Article de Pierre Naville paru dans La Nouvelle Revue Marxiste, n° 3, février-avril 1962, p. 3-6

A l’heure où j’écris, le gouvernement français et le G.P.R.A. ont repris et font aboutir une négociation qui doit consacrer un peu plus tard l’indépendance de l’Algérie. La conclusion d’un cessez-le-feu, comme au Vietnam, atteste qu’il s’agit de la fin d’une guerre, tout autant que du début d’une révolution.

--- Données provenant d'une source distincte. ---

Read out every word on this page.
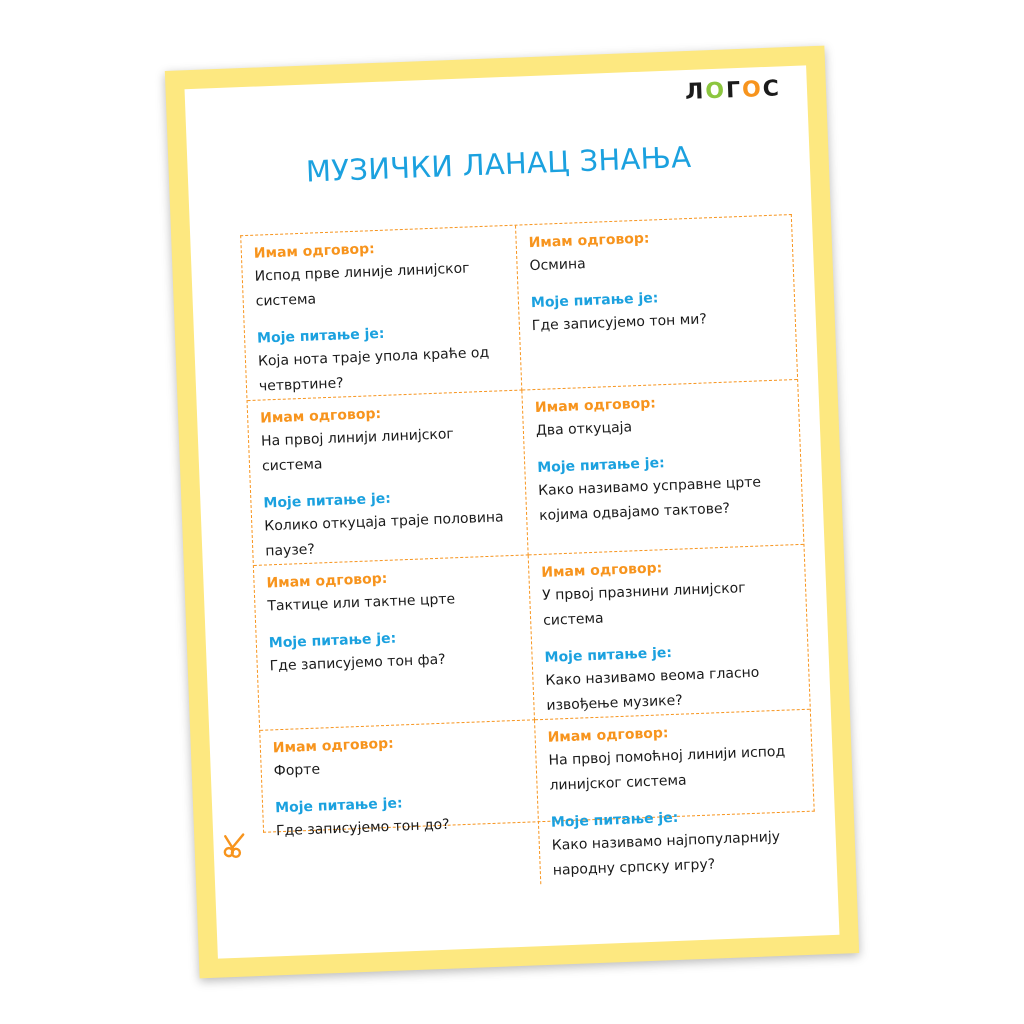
ЛОГОС
МУЗИЧКИ ЛАНАЦ ЗНАЊА
Имам одговор:
Испод прве линије линијског система
Моје питање је:
Која нота траје упола краће од четвртине?
Имам одговор:
Осмина
Моје питање је:
Где записујемо тон ми?
Имам одговор:
На првој линији линијског система
Моје питање је:
Колико откуцаја траје половина паузе?
Имам одговор:
Два откуцаја
Моје питање је:
Како називамо усправне црте којима одвајамо тактове?
Имам одговор:
Тактице или тактне црте
Моје питање је:
Где записујемо тон фа?
Имам одговор:
У првој празнини линијског система
Моје питање је:
Како називамо веома гласно извођење музике?
Имам одговор:
Форте
Моје питање је:
Где записујемо тон до?
Имам одговор:
На првој помоћној линији испод линијског система
Моје питање је:
Како називамо најпопуларнију народну српску игру?
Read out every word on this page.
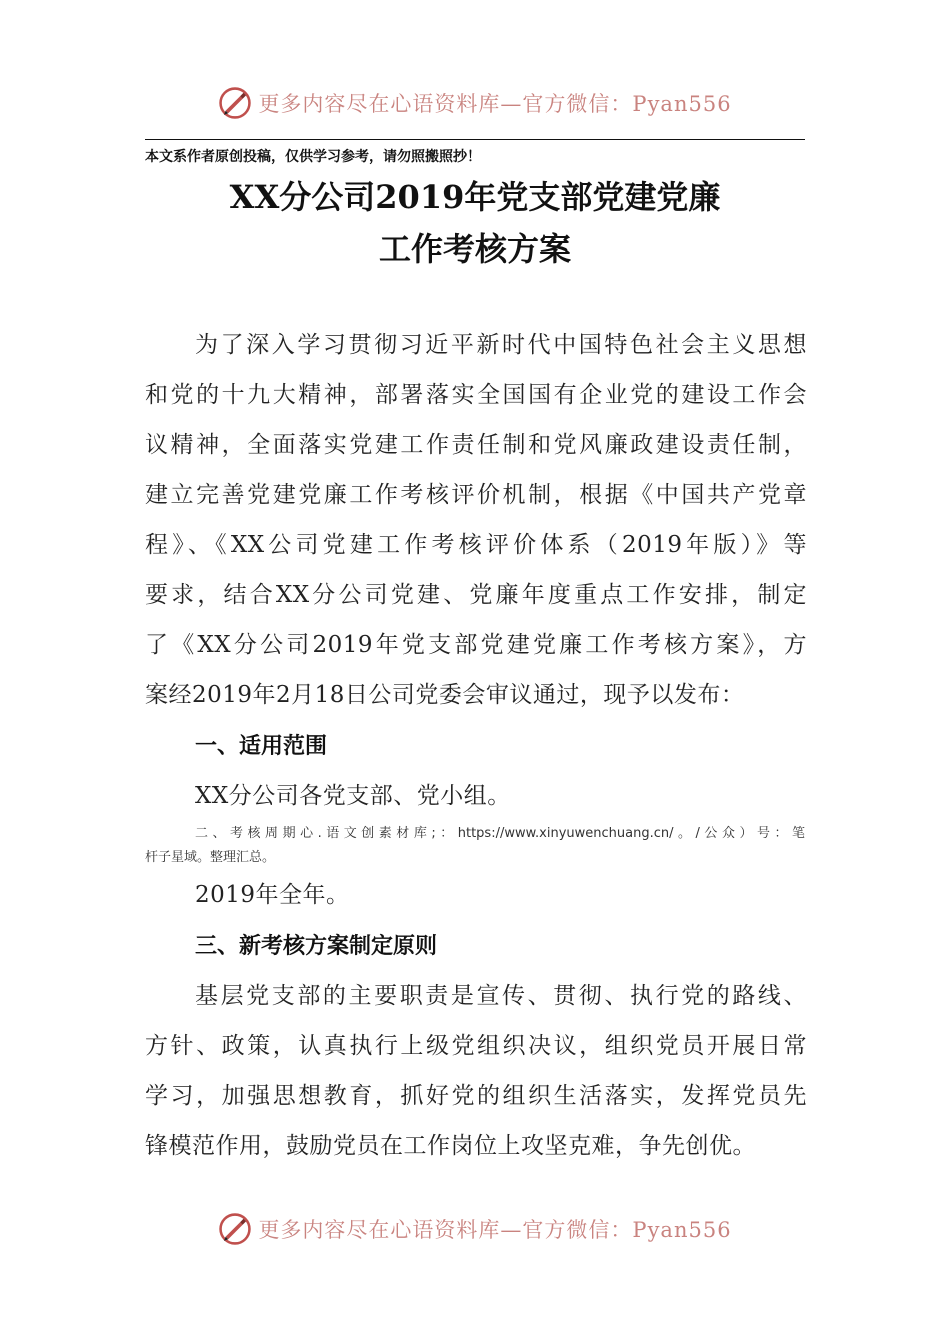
更多内容尽在心语资料库—官方微信：Pyan556
本文系作者原创投稿，仅供学习参考，请勿照搬照抄！
XX分公司2019年党支部党建党廉
工作考核方案
为了深入学习贯彻习近平新时代中国特色社会主义思想
和党的十九大精神，部署落实全国国有企业党的建设工作会
议精神，全面落实党建工作责任制和党风廉政建设责任制，
建立完善党建党廉工作考核评价机制，根据《中国共产党章
程》、《XX公司党建工作考核评价体系（2019年版）》等
要求，结合XX分公司党建、党廉年度重点工作安排，制定
了《XX分公司2019年党支部党建党廉工作考核方案》，方
案经2019年2月18日公司党委会审议通过，现予以发布：
一、适用范围
XX分公司各党支部、党小组。
二、考核周期心.语文创素材库;：https://www.xinyuwenchuang.cn/。/公众）号：笔
杆子星域。整理汇总。
2019年全年。
三、新考核方案制定原则
基层党支部的主要职责是宣传、贯彻、执行党的路线、
方针、政策，认真执行上级党组织决议，组织党员开展日常
学习，加强思想教育，抓好党的组织生活落实，发挥党员先
锋模范作用，鼓励党员在工作岗位上攻坚克难，争先创优。
更多内容尽在心语资料库—官方微信：Pyan556
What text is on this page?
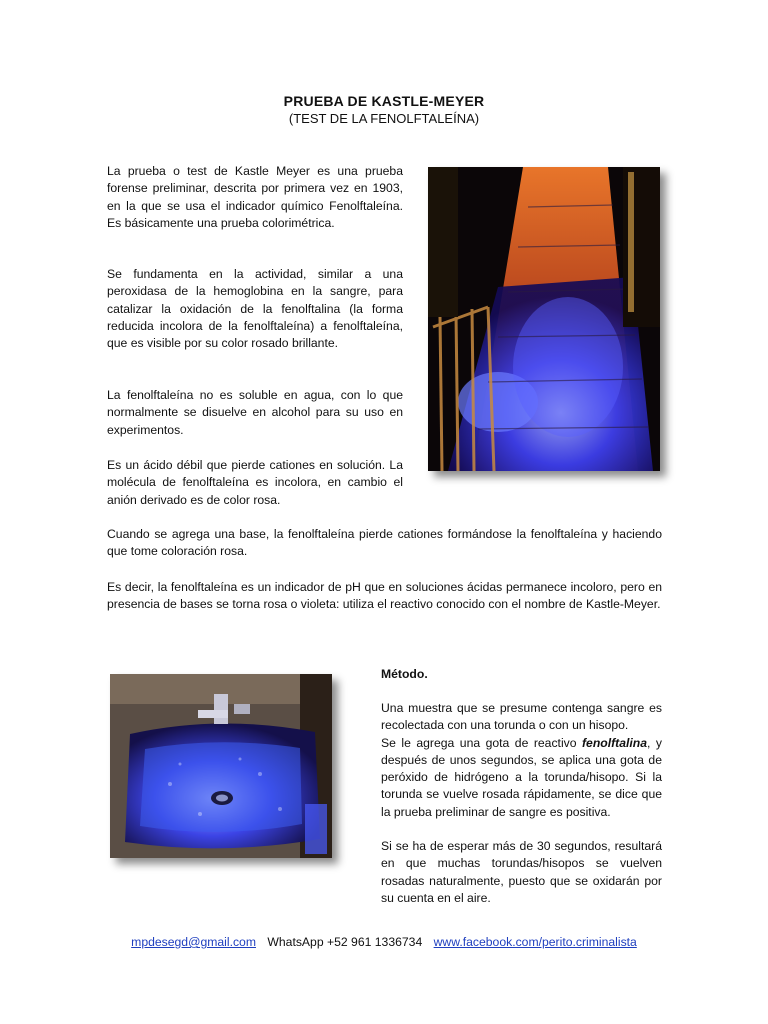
PRUEBA DE KASTLE-MEYER
(TEST DE LA FENOLFTALEÍNA)

La prueba o test de Kastle Meyer es una prueba forense preliminar, descrita por primera vez en 1903, en la que se usa el indicador químico Fenolftaleína. Es básicamente una prueba colorimétrica.

Se fundamenta en la actividad, similar a una peroxidasa de la hemoglobina en la sangre, para catalizar la oxidación de la fenolftalina (la forma reducida incolora de la fenolftaleína) a fenolftaleína, que es visible por su color rosado brillante.

La fenolftaleína no es soluble en agua, con lo que normalmente se disuelve en alcohol para su uso en experimentos.

Es un ácido débil que pierde cationes en solución. La molécula de fenolftaleína es incolora, en cambio el anión derivado es de color rosa.

Cuando se agrega una base, la fenolftaleína pierde cationes formándose la fenolftaleína y haciendo que tome coloración rosa.

Es decir, la fenolftaleína es un indicador de pH que en soluciones ácidas permanece incoloro, pero en presencia de bases se torna rosa o violeta: utiliza el reactivo conocido con el nombre de Kastle-Meyer.

Método.

Una muestra que se presume contenga sangre es recolectada con una torunda o con un hisopo.
Se le agrega una gota de reactivo fenolftalina, y después de unos segundos, se aplica una gota de peróxido de hidrógeno a la torunda/hisopo. Si la torunda se vuelve rosada rápidamente, se dice que la prueba preliminar de sangre es positiva.

Si se ha de esperar más de 30 segundos, resultará en que muchas torundas/hisopos se vuelven rosadas naturalmente, puesto que se oxidarán por su cuenta en el aire.

mpdesegd@gmail.com WhatsApp +52 961 1336734 www.facebook.com/perito.criminalista
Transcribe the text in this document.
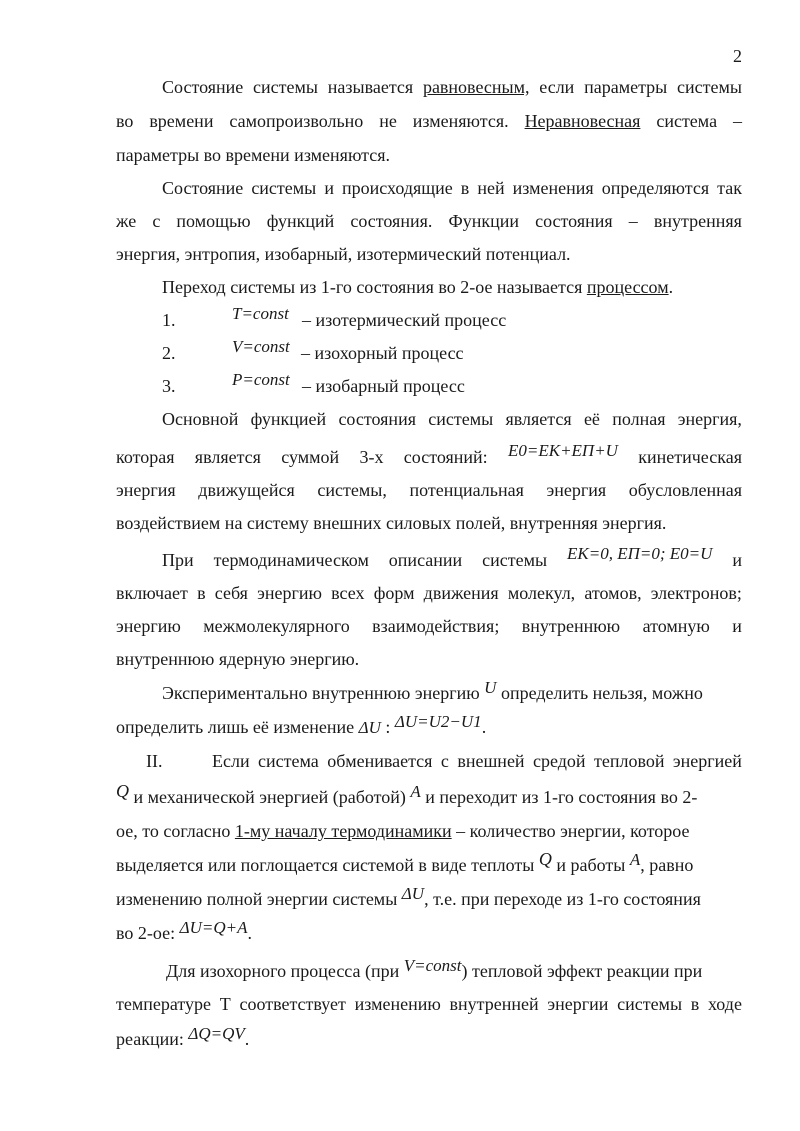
2
Состояние системы называется равновесным, если параметры системы
во времени самопроизвольно не изменяются. Неравновесная система –
параметры во времени изменяются.
Состояние системы и происходящие в ней изменения определяются так
же с помощью функций состояния. Функции состояния – внутренняя
энергия, энтропия, изобарный, изотермический потенциал.
Переход системы из 1-го состояния во 2-ое называется процессом.
1.	T=const – изотермический процесс
2.	V=const – изохорный процесс
3.	P=const – изобарный процесс
Основной функцией состояния системы является её полная энергия,
которая является суммой 3-х состояний: E0=EK+EП+U кинетическая
энергия движущейся системы, потенциальная энергия обусловленная
воздействием на систему внешних силовых полей, внутренняя энергия.
При термодинамическом описании системы EK=0, EП=0; E0=U и
включает в себя энергию всех форм движения молекул, атомов, электронов;
энергию межмолекулярного взаимодействия; внутреннюю атомную и
внутреннюю ядерную энергию.
Экспериментально внутреннюю энергию U определить нельзя, можно
определить лишь её изменение ΔU : ΔU=U2−U1.
II.	Если система обменивается с внешней средой тепловой энергией
Q и механической энергией (работой) A и переходит из 1-го состояния во 2-
ое, то согласно 1-му началу термодинамики – количество энергии, которое
выделяется или поглощается системой в виде теплоты Q и работы A, равно
изменению полной энергии системы ΔU, т.е. при переходе из 1-го состояния
во 2-ое: ΔU=Q+A.
Для изохорного процесса (при V=const) тепловой эффект реакции при
температуре Т соответствует изменению внутренней энергии системы в ходе
реакции: ΔQ=QV.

Militairement, ce cessez-le-feu est un armistice qui prélude immédiatement à la paix : les troupes françaises, en effet, se retireront peu à peu, au profit d’une « force locale », et d’une large concession de terrain aux forces algériennes. Les troupes algériennes massées en Tunisie et au Maroc resteront sur place jusqu’à la proclamation des résultats du référendum. Ainsi la paix sera-t-elle assurée par la volonté mutuelle de ne plus recourir aux armes pour assurer l’auto-détermination de la population. Le cessez-le-feu, qui apparait alors comme un compromis sur le terrain, devient tout de même une conclusion. Il consacre une victoire : celle du peuple algérien autochtone, qui a atteint le but précis que ses chefs lui assignaient, l’indépendance nationale.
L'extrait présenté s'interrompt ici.